Para que ocorra um crescimento do setor nuclear brasileiro como um todo, incluindo aí as pesquisas e as diversas aplicações da tecnologia nuclear, a existência de mão-de-obra qualificada é fundamental. Precisamos de braços e cérebros na área nuclear brasileira! Pergunto ao leitor: como atrair jovens profisionais para se especializarem na área se não houver uma expansão da oferta de empregos no setor? Você dedicaria quatro anos da sua vida (mestrado + doutorado ou graduação na área) estudando algo que, na prática, tenha um mercado de trabalho reduzidíssimo? A formação de mão-de-obra qualificada vem aumentando na última década em função da construção da usina de Angra 2 (no final da década de 1990) e da promessa de crescimento do setor feita pelo Programa Nuclear Brasileiro. Esse crescimento é mostrado na figura abaixo para o caso do IPEN (Instituto de Pesquisas Energéticas e Nucleares em São Paulo), o maior formador brasileiro de mão-de-obra especializada na área nuclear. Note que somente a partir do final da década de 1990 é que o número de titulados ultrapassa aquele do final da década de 1970.

Investimentos em estudos científicos e desenvolvimento tecnológico são importantíssimos para a área nuclear, concordo. Mas o desenvolvimento das aplicações comerciais (e a consequente ampliação do mercado de trabalho) também o é! Somente quando estas três esferas (ciência, tecnologia e mercado) se desenvolverem juntas, a área de aplicações nucleares brasileira consiguirá crescer.

Tudo isso para dizer que, diferentemente do que foi defendido pelo Dr. Ildo Sauer, os investimentos em reatores de potência (uma das aplicações comerciais da tecnologia nuclear) são importantes sim para a consolidação de nossa capacidade nuclear.
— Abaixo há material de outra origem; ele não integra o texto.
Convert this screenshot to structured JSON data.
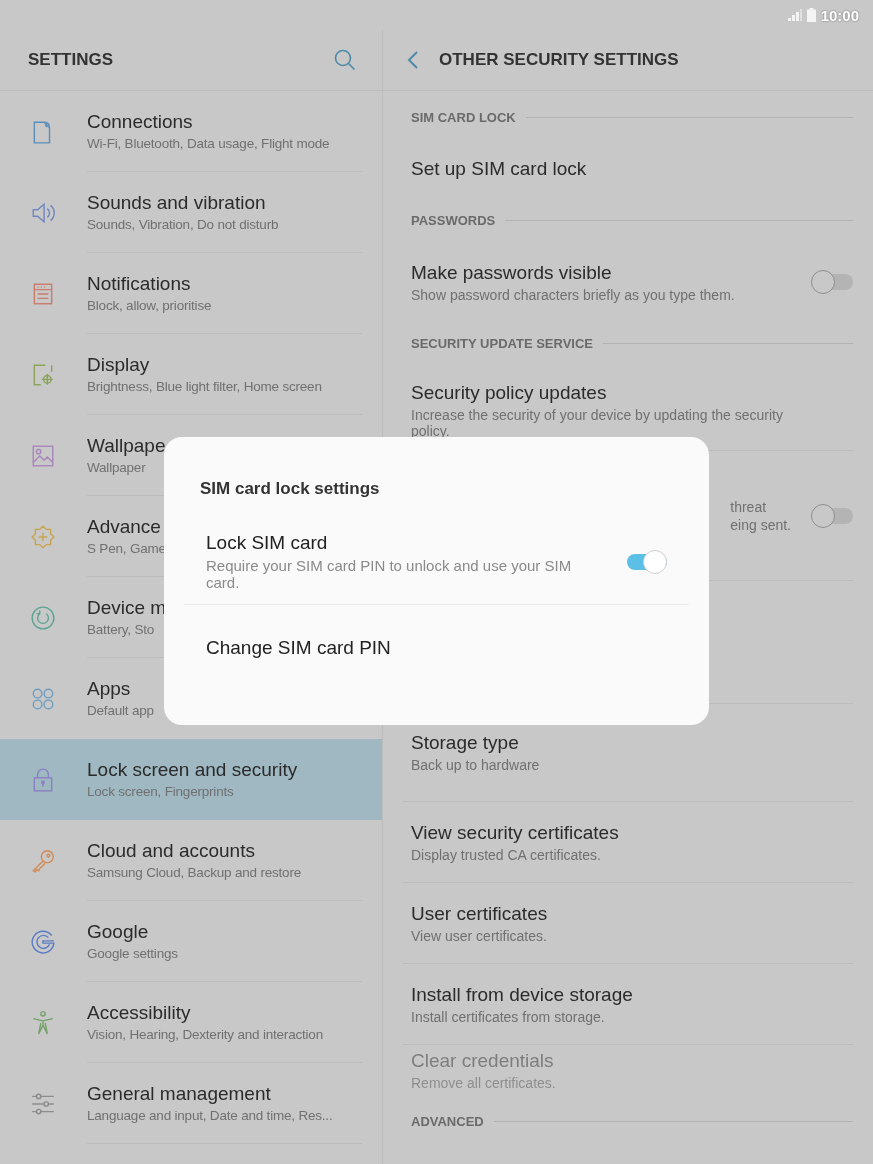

Por fim, cabe ressaltar que "investimentos em reatores de potência" não siginfica abraçar a geração nucleo-elétrica de forma a torná-la nossa principal fonte de geração de energia! Não! A proposta de investimentos no setor é bem mais modesta que isso: ampliar a participação da energia nuclear na geração de eletricidade dos atuais 3% para 5%. Isso mesmo: só 5%!


Deixo aqui um apelo aos leitores: antes de dizer não às usinas nucleares, considere as implicações que isso pode acarretar ao setor nuclear brasileiro como um todo (inclusive nas aplicações médicas). Pense nisso!